In Feb. 1979, Hamlisch worked with lyricist Carole Bayer Sager (then his wife - they would later divorce and Carole would marry Burt Bacharach - which also ended in divorce) on the show They're Playing Our Song, starring Lucie Arnaz. The show, about two songwriters who become romantically involved, may have had some relation to Hamlisch's real life affair with his beautiful collaborator, Carole Sager. Neil Simon did the libretto. Carole and Marvin also won an Oscar nomination for the song "Nobody Does It Better", which they composed for the 1977 James Bond movie The Spy Who Loved Me.

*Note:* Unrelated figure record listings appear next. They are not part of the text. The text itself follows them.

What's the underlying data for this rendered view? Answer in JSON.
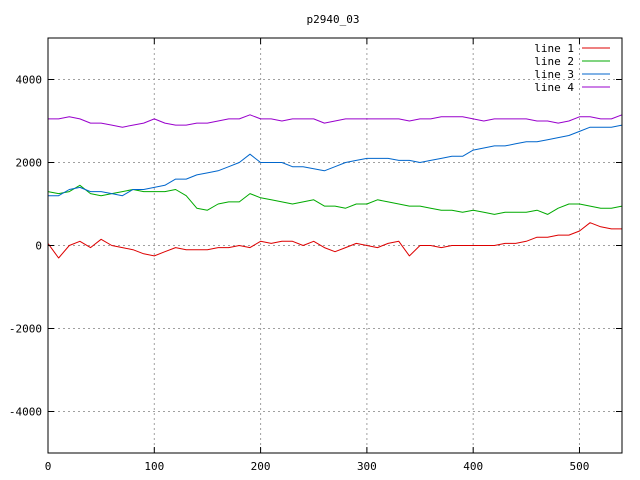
{
  "chart_data": {
    "type": "line",
    "title": "p2940_03",
    "xlabel": "",
    "ylabel": "",
    "xlim": [
      0,
      540
    ],
    "ylim": [
      -5000,
      5000
    ],
    "x_ticks": [
      0,
      100,
      200,
      300,
      400,
      500
    ],
    "y_ticks": [
      -4000,
      -2000,
      0,
      2000,
      4000
    ],
    "grid": true,
    "legend_position": "top-right",
    "x": [
      0,
      10,
      20,
      30,
      40,
      50,
      60,
      70,
      80,
      90,
      100,
      110,
      120,
      130,
      140,
      150,
      160,
      170,
      180,
      190,
      200,
      210,
      220,
      230,
      240,
      250,
      260,
      270,
      280,
      290,
      300,
      310,
      320,
      330,
      340,
      350,
      360,
      370,
      380,
      390,
      400,
      410,
      420,
      430,
      440,
      450,
      460,
      470,
      480,
      490,
      500,
      510,
      520,
      530,
      540
    ],
    "series": [
      {
        "name": "line 1",
        "color": "#dd0000",
        "values": [
          50,
          -300,
          0,
          100,
          -50,
          150,
          0,
          -50,
          -100,
          -200,
          -250,
          -150,
          -50,
          -100,
          -100,
          -100,
          -50,
          -50,
          0,
          -50,
          100,
          50,
          100,
          100,
          0,
          100,
          -50,
          -150,
          -50,
          50,
          0,
          -50,
          50,
          100,
          -250,
          0,
          0,
          -50,
          0,
          0,
          0,
          0,
          0,
          50,
          50,
          100,
          200,
          200,
          250,
          250,
          350,
          550,
          450,
          400,
          400
        ]
      },
      {
        "name": "line 2",
        "color": "#00aa00",
        "values": [
          1300,
          1250,
          1300,
          1450,
          1250,
          1200,
          1250,
          1300,
          1350,
          1300,
          1300,
          1300,
          1350,
          1200,
          900,
          850,
          1000,
          1050,
          1050,
          1250,
          1150,
          1100,
          1050,
          1000,
          1050,
          1100,
          950,
          950,
          900,
          1000,
          1000,
          1100,
          1050,
          1000,
          950,
          950,
          900,
          850,
          850,
          800,
          850,
          800,
          750,
          800,
          800,
          800,
          850,
          750,
          900,
          1000,
          1000,
          950,
          900,
          900,
          950
        ]
      },
      {
        "name": "line 3",
        "color": "#0066cc",
        "values": [
          1200,
          1200,
          1350,
          1400,
          1300,
          1300,
          1250,
          1200,
          1350,
          1350,
          1400,
          1450,
          1600,
          1600,
          1700,
          1750,
          1800,
          1900,
          2000,
          2200,
          2000,
          2000,
          2000,
          1900,
          1900,
          1850,
          1800,
          1900,
          2000,
          2050,
          2100,
          2100,
          2100,
          2050,
          2050,
          2000,
          2050,
          2100,
          2150,
          2150,
          2300,
          2350,
          2400,
          2400,
          2450,
          2500,
          2500,
          2550,
          2600,
          2650,
          2750,
          2850,
          2850,
          2850,
          2900
        ]
      },
      {
        "name": "line 4",
        "color": "#9900cc",
        "values": [
          3050,
          3050,
          3100,
          3050,
          2950,
          2950,
          2900,
          2850,
          2900,
          2950,
          3050,
          2950,
          2900,
          2900,
          2950,
          2950,
          3000,
          3050,
          3050,
          3150,
          3050,
          3050,
          3000,
          3050,
          3050,
          3050,
          2950,
          3000,
          3050,
          3050,
          3050,
          3050,
          3050,
          3050,
          3000,
          3050,
          3050,
          3100,
          3100,
          3100,
          3050,
          3000,
          3050,
          3050,
          3050,
          3050,
          3000,
          3000,
          2950,
          3000,
          3100,
          3100,
          3050,
          3050,
          3150
        ]
      }
    ]
  }
}
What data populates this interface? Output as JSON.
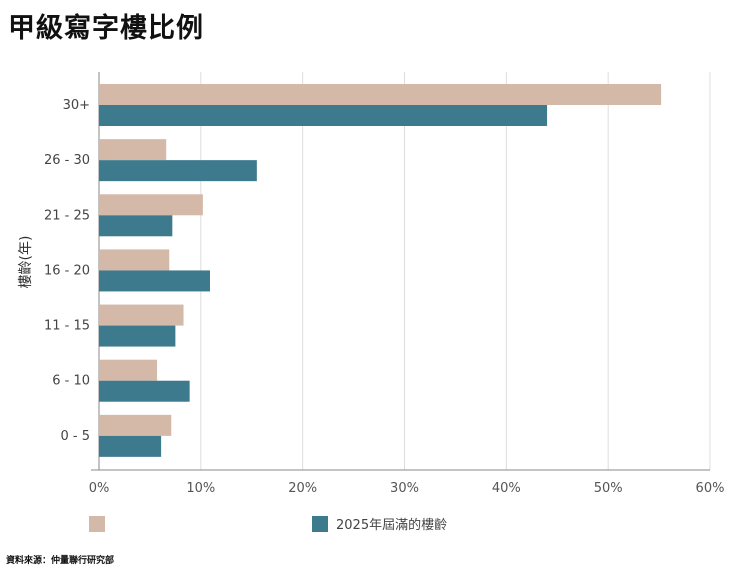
{
  "chart_data": {
    "type": "bar",
    "orientation": "horizontal",
    "title": "甲級寫字樓比例",
    "ylabel": "樓齡(年)",
    "xlabel": "",
    "categories": [
      "30+",
      "26 - 30",
      "21 - 25",
      "16 - 20",
      "11 - 15",
      "6 - 10",
      "0 - 5"
    ],
    "series": [
      {
        "name": "",
        "color": "#d4b8a8",
        "values": [
          55.2,
          6.6,
          10.2,
          6.9,
          8.3,
          5.7,
          7.1
        ]
      },
      {
        "name": "2025年屆滿的樓齡",
        "color": "#3e7a8e",
        "values": [
          44.0,
          15.5,
          7.2,
          10.9,
          7.5,
          8.9,
          6.1
        ]
      }
    ],
    "xlim": [
      0,
      60
    ],
    "xticks": [
      "0%",
      "10%",
      "20%",
      "30%",
      "40%",
      "50%",
      "60%"
    ],
    "grid": true,
    "legend_position": "bottom"
  },
  "source": "資料來源：仲量聯行研究部"
}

Beginning in the early 1980's, Hamlisch was writing music for the Neil Simon comedies, Chapter Two, Seems Like Old Times, and for I Ought To Be In Pictures, as well as the score for Pennies From Heaven. He played on albums by Carole Bayer Sager. He received nominations for Academy Awards for his music for the films Sophie's Choice, The Champ (with the hit tune "Through The Eyes of Love", Same Time Next Year (with hit tune "The Last time I Felt Like This", and Shirley Valentine (with tune "The Girl Who Used To Be Me"). Hamlisch has been somewhat less visible as a composer, in terms of new work, since the early 1980's, but In the 1990s, Hamlisch was also active as a producer and arranger for recording by John Williams, and for the Boston Pops Orchestra, Liza Minnelli, and Barbra Streisand. And Marvic continues to be active into the 21st Century.